2. Also, is the dashed line at 500ms on the x axis a marker for easier reading? 

I think I must be setting my graph parameters wrong. Can someone please help me clear this up?

Thanks for any help!

Aimee


----------



## fbov (Aug 28, 2008)

Using REW 5, so things may be different...

I have an "Impulse" button, and next to it, "Filtered IR".

In Filtered IR, the Controls window gives me a button for Show Data Table

The data table has T20, T30, Topt amoung others, and a filter to let you see discrete frequency ranges. 

There is an "RT60" button at the top, but that shows T20/T30/Topt as a function of frequency, which is a very good way to look at it. 

I also like the spectrogram with the scale set to a 60dB range so any low-level resonances stick out. 

Have fun,
Frank


----------



## aimeenorwich (Feb 12, 2010)

Thank you Frank. I'm going to download REW 5 and see what I can do.


----------



## JohnM (Apr 11, 2006)

aimeenorwich said:


> It says online that I can use RoomEQ to read RT60, and REQ has a time vs DB graph in the Impulse section, so, I'm assuming it's giving me RT60. Am I right???

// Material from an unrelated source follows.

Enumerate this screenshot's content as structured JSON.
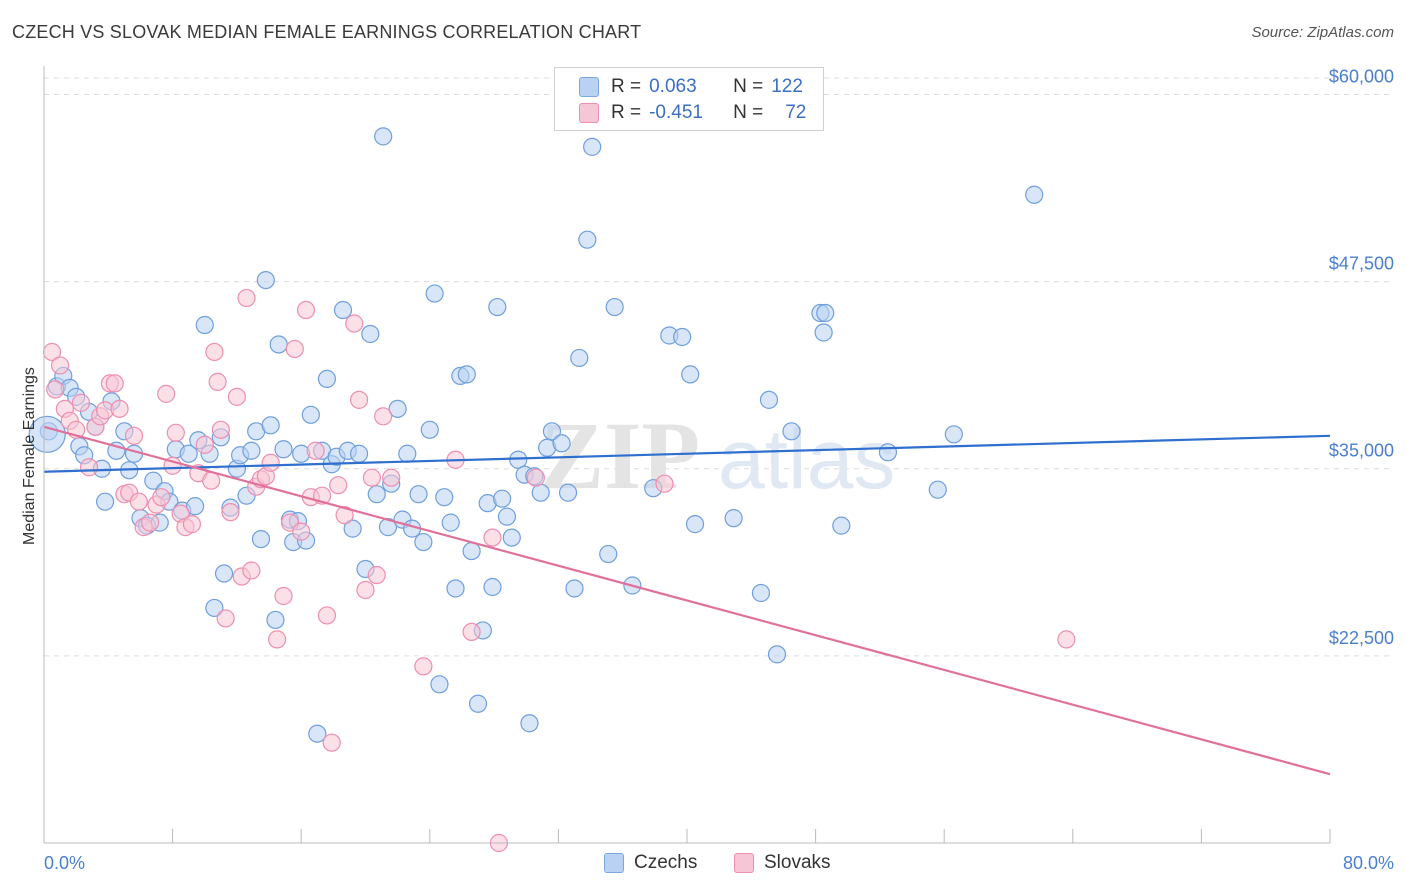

The impulse response can be shown with either a linear (percentage of full scale, % FS) or logarithmic (dB) vertical axis. When viewed with a dB axis you could make an estimate of the slope of the decay of the impulse response and use that to estimate the RT60 time, but REW can do that job for you using the Schroeder backward integration method. The RT60 figure is estimated by looking at the slope of the Schroeder integral over various ranges, for example from -5dB to -25dB (called T20) or -5dB to -35dB (called T30), and extrapolating that slope to estimate the time it would take to decay by 60dB if the rate of decay remained the same.



> Also, is the dashed line at 500ms on the x axis a marker for easier reading?


It shows one edge of the window used to select the part of the impulse response that is used to produce the frequency response.


----------